Pertanyaan itu tidak penting untukku, karena aku
tidak pernah tahu kapan aku dilahirkan. Aku pernah bertanya sama tetangga di
sebelah rumahku, ia tidak pernah tahu kapan aku dilahirkan. Berkata pertanyaan
itu aku ingin tahu kapan aku dilahirkan.
Usia memang penting untuk sebuah identitas. Toh, aku
tidak ingin ditertawakan oleh orang-orang karena tidak tahu berapa usiaku saat
ini. Aku sering berbohong, ini sifat yang tidak pernah diajarkan oleh kedua
orang tuaku dan sesungguhnya aku sangat membencinya. Namun itu satu-satunya
cara aku berbohong tentang usiaku. Aku selalu mencatat ‘kebohonganku’ di buku
kecil, buku ini berisi angka-angka yang berjejer dan sedikit coretan-coretan
bertuliskan namaku.
Pertama kali aku berbohong sewaktu duduk di kelas
empat SD, saat itu seorang temanku bertanya kepadaku, mengenai usiaku. Keringat
berkembang biak dan pecah di dahiku. Temanku terus memaksa ingin tahu berapa
usiaku saat ini. Ehmmmm, ehmmm… usiaku saat ini 10 Tahun. Ye, ye, ye, temanku
gembira setelah mengetahui angka usiaku. Saat itu aku berbohong untuk pertama
kalinya.
Panas sekali cuacanya! Teriak tetangga sebelah
rumahku. Aku hanya tertawa mendengar ocehan tetanggaku, mau seribu ocehan atau
juta’an ocehan, panas ini akan tetap panas. Kusesap secangkir kecil kopi dan
sebatang rokok sam soe di bibir, Aku merasa senang beberapa bulan ini aku tidak
berbohong dan aku tidak tahu berapa usiaku saat ini.

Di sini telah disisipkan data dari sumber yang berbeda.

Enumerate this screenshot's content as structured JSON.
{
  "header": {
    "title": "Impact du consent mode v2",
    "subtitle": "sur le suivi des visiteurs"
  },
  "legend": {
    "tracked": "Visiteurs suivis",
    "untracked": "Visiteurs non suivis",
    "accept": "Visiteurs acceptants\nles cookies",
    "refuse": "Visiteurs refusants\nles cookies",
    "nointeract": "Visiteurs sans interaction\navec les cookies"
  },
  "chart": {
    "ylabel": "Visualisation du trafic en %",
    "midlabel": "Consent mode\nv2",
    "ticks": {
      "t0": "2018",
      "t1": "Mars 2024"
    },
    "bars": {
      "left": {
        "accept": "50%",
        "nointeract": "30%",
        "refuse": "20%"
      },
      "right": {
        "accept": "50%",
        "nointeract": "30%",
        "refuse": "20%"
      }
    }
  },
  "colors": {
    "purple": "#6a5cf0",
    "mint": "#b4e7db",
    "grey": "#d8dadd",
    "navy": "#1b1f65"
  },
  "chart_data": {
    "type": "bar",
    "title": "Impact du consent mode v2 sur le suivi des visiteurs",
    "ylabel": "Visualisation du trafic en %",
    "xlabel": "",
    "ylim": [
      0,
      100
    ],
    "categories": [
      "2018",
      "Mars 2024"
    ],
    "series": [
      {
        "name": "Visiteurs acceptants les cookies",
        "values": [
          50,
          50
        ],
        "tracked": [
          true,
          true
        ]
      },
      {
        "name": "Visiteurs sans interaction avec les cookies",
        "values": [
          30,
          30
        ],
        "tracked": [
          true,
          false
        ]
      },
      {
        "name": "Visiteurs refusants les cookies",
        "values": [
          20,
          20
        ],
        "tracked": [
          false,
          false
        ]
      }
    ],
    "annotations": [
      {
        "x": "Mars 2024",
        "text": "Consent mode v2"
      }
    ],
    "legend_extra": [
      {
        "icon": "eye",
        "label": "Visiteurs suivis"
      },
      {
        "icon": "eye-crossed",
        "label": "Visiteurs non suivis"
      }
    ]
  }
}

Kumatikan rokok dimulutku kemudian berjalan
menghampiri sebuah cermin besar di ruang tamu. Berdiri dan berkaca, kuperiksa
rambut di kepalaku, apakah ada uban, ternyata tidak kutemukan uban sama sekali.
Bertanda aku masih muda. Apakah uban, usia dan kehidupan saling terikat?

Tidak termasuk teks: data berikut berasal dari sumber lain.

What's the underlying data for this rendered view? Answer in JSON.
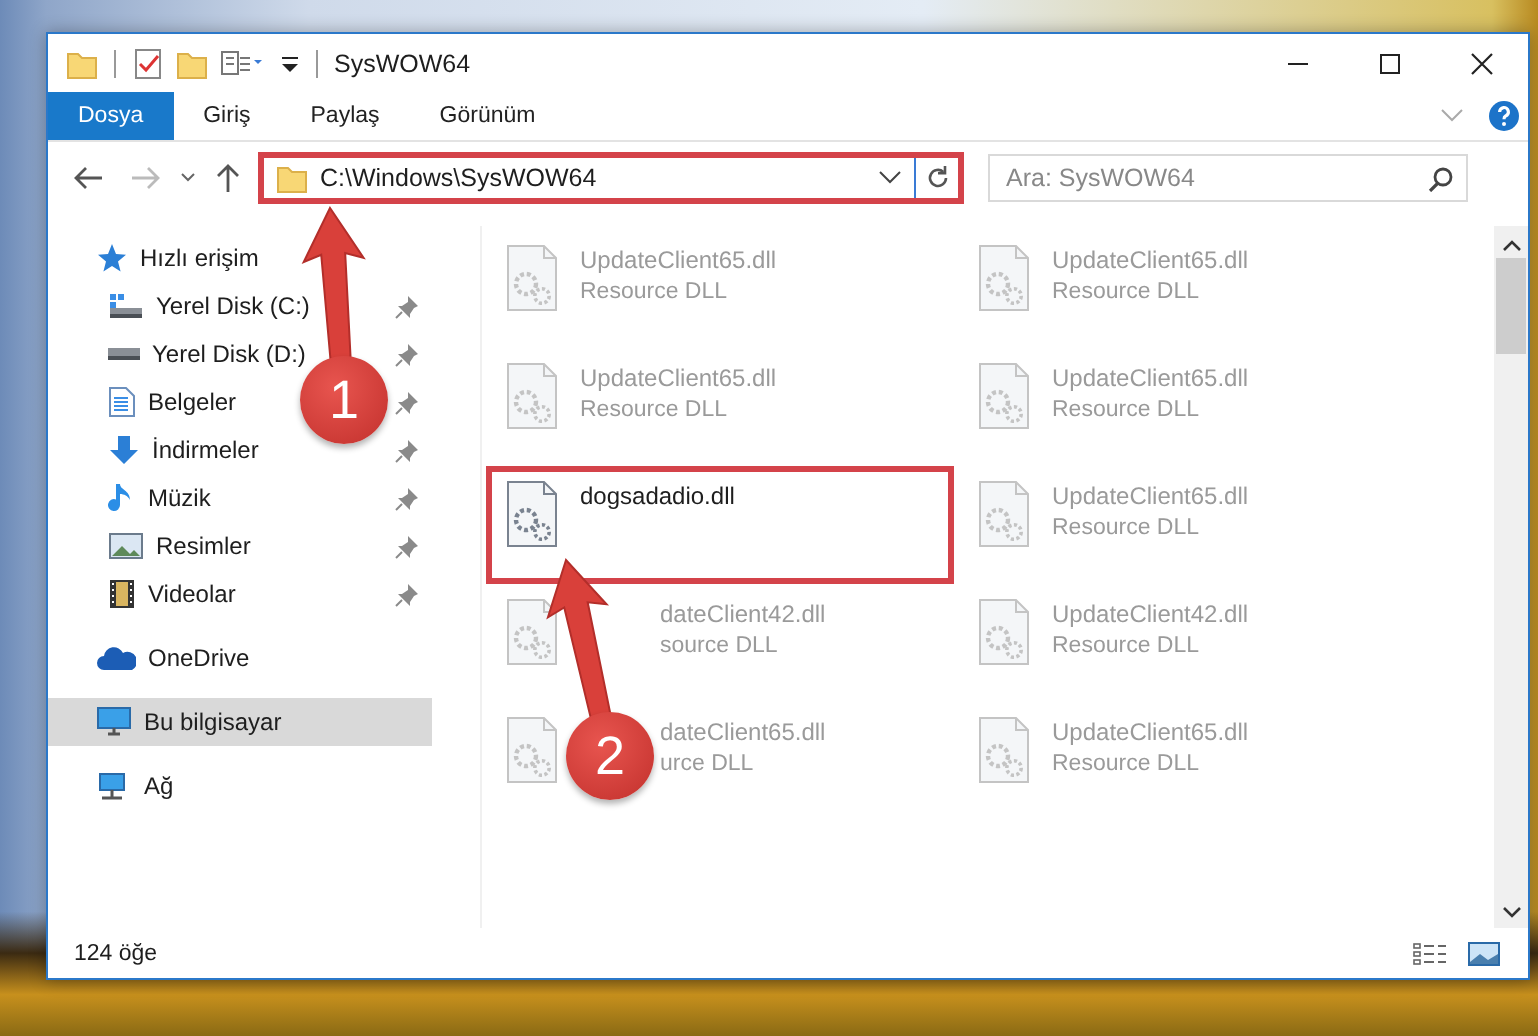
{
  "window": {
    "title": "SysWOW64"
  },
  "ribbon_tabs": [
    {
      "label": "Dosya",
      "selected": true
    },
    {
      "label": "Giriş",
      "selected": false
    },
    {
      "label": "Paylaş",
      "selected": false
    },
    {
      "label": "Görünüm",
      "selected": false
    }
  ],
  "address_bar": {
    "value": "C:\\Windows\\SysWOW64",
    "highlighted": true
  },
  "search": {
    "placeholder": "Ara: SysWOW64"
  },
  "navigation": [
    {
      "label": "Hızlı erişim",
      "kind": "quick",
      "selected": false,
      "children": [
        {
          "label": "Yerel Disk (C:)",
          "kind": "disk-c",
          "selected": false,
          "pinned": true
        },
        {
          "label": "Yerel Disk (D:)",
          "kind": "disk",
          "selected": false,
          "pinned": true
        },
        {
          "label": "Belgeler",
          "kind": "documents",
          "selected": false,
          "pinned": true
        },
        {
          "label": "İndirmeler",
          "kind": "downloads",
          "selected": false,
          "pinned": true
        },
        {
          "label": "Müzik",
          "kind": "music",
          "selected": false,
          "pinned": true
        },
        {
          "label": "Resimler",
          "kind": "pictures",
          "selected": false,
          "pinned": true
        },
        {
          "label": "Videolar",
          "kind": "videos",
          "selected": false,
          "pinned": true
        }
      ]
    },
    {
      "label": "OneDrive",
      "kind": "cloud",
      "selected": false
    },
    {
      "label": "Bu bilgisayar",
      "kind": "pc",
      "selected": true
    },
    {
      "label": "Ağ",
      "kind": "network",
      "selected": false
    }
  ],
  "files": [
    {
      "name": "UpdateClient65.dll",
      "type": "Resource DLL",
      "kind": "faded"
    },
    {
      "name": "UpdateClient65.dll",
      "type": "Resource DLL",
      "kind": "faded"
    },
    {
      "name": "UpdateClient65.dll",
      "type": "Resource DLL",
      "kind": "faded"
    },
    {
      "name": "UpdateClient65.dll",
      "type": "Resource DLL",
      "kind": "faded"
    },
    {
      "name": "dogsadadio.dll",
      "kind": "normal",
      "highlighted": true
    },
    {
      "name": "UpdateClient65.dll",
      "type": "Resource DLL",
      "kind": "faded"
    },
    {
      "name": "dateClient42.dll",
      "type": "source DLL",
      "kind": "covered"
    },
    {
      "name": "UpdateClient42.dll",
      "type": "Resource DLL",
      "kind": "faded"
    },
    {
      "name": "dateClient65.dll",
      "type": "urce DLL",
      "kind": "covered"
    },
    {
      "name": "UpdateClient65.dll",
      "type": "Resource DLL",
      "kind": "faded"
    }
  ],
  "callouts": [
    {
      "number": "1"
    },
    {
      "number": "2"
    }
  ],
  "status_bar": {
    "item_count": "124 öğe"
  }
}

Kepalaku semakin pusing memikirkan usia, uban dan kehidupan.
Usia menurutku tidak penting, usia itu seperti dinding pembatas yang membataskan gerak-gerak kita. Karena usia, teman-temanku berulang tahun sekali dalam setahun. Namun diriku mampu berulang tahun setiap hari dan sesuka diriku. Dikarenakan aku seorang manusia dan hidup, aku membutuhkan usia sebagai identitasku.

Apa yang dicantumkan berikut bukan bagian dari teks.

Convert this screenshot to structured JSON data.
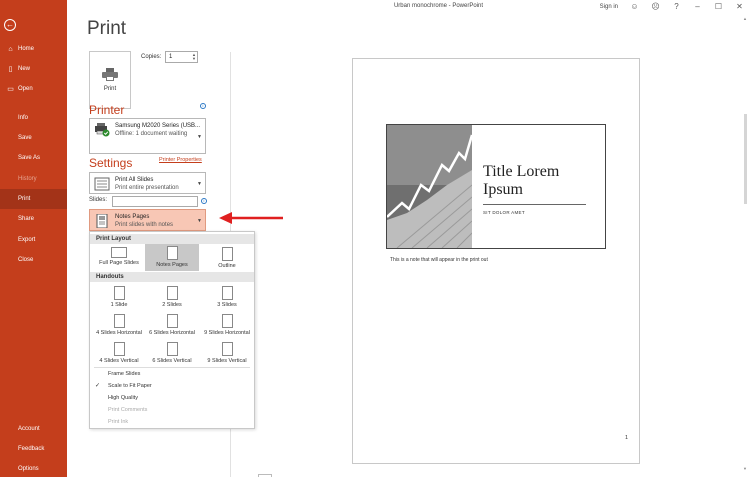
{
  "window": {
    "title": "Urban monochrome - PowerPoint",
    "sign_in": "Sign in",
    "help": "?",
    "minimize": "–",
    "maximize": "☐",
    "close": "✕"
  },
  "sidebar": {
    "back": "←",
    "items": [
      {
        "label": "Home",
        "icon": "home-icon",
        "glyph": "⌂",
        "state": "normal"
      },
      {
        "label": "New",
        "icon": "new-doc-icon",
        "glyph": "▯",
        "state": "normal"
      },
      {
        "label": "Open",
        "icon": "open-folder-icon",
        "glyph": "▭",
        "state": "normal"
      },
      {
        "label": "Info",
        "state": "normal"
      },
      {
        "label": "Save",
        "state": "normal"
      },
      {
        "label": "Save As",
        "state": "normal"
      },
      {
        "label": "History",
        "state": "disabled"
      },
      {
        "label": "Print",
        "state": "active"
      },
      {
        "label": "Share",
        "state": "normal"
      },
      {
        "label": "Export",
        "state": "normal"
      },
      {
        "label": "Close",
        "state": "normal"
      }
    ],
    "bottom": [
      {
        "label": "Account"
      },
      {
        "label": "Feedback"
      },
      {
        "label": "Options"
      }
    ]
  },
  "print_panel": {
    "title": "Print",
    "print_button": "Print",
    "copies_label": "Copies:",
    "copies_value": "1",
    "printer_header": "Printer",
    "printer_name": "Samsung M2020 Series (USB...",
    "printer_status": "Offline: 1 document waiting",
    "printer_properties": "Printer Properties",
    "settings_header": "Settings",
    "range_title": "Print All Slides",
    "range_desc": "Print entire presentation",
    "slides_label": "Slides:",
    "slides_value": "",
    "layout_title": "Notes Pages",
    "layout_desc": "Print slides with notes"
  },
  "layout_menu": {
    "print_layout_header": "Print Layout",
    "print_layout": [
      {
        "label": "Full Page Slides",
        "selected": false
      },
      {
        "label": "Notes Pages",
        "selected": true
      },
      {
        "label": "Outline",
        "selected": false
      }
    ],
    "handouts_header": "Handouts",
    "handouts": [
      {
        "label": "1 Slide"
      },
      {
        "label": "2 Slides"
      },
      {
        "label": "3 Slides"
      },
      {
        "label": "4 Slides Horizontal"
      },
      {
        "label": "6 Slides Horizontal"
      },
      {
        "label": "9 Slides Horizontal"
      },
      {
        "label": "4 Slides Vertical"
      },
      {
        "label": "6 Slides Vertical"
      },
      {
        "label": "9 Slides Vertical"
      }
    ],
    "options": [
      {
        "label": "Frame Slides",
        "checked": false,
        "disabled": false
      },
      {
        "label": "Scale to Fit Paper",
        "checked": true,
        "disabled": false
      },
      {
        "label": "High Quality",
        "checked": false,
        "disabled": false
      },
      {
        "label": "Print Comments",
        "checked": false,
        "disabled": true
      },
      {
        "label": "Print Ink",
        "checked": false,
        "disabled": true
      }
    ]
  },
  "preview": {
    "slide_title": "Title Lorem Ipsum",
    "slide_subtitle": "SIT DOLOR AMET",
    "note_text": "This is a note that will appear in the print out",
    "page_number": "1"
  },
  "colors": {
    "accent": "#c43e1c",
    "active_item": "#a33318",
    "highlight": "#f8c7b5",
    "arrow": "#e02020"
  }
}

Ibu dan ayahku seorang pejabat ternama dan mempunyai
kedudukan di negeri ini. Aku membenci ibu dan ayahku, walau mereka tidak akan
pernah memarahiku atau pun membenciku. Mereka tidak mengenaliku sama sekali,
karena mereka bukan siapa-siapaku. Aku hanya berandai-andai jika mereka menjadi
kedua orang tuaku, apakah mereka akan tahu berapa usiaku saat ini.
Lebih baik aku tidur siang dan esok harinya aku akan memangkas rambutku hingga habis.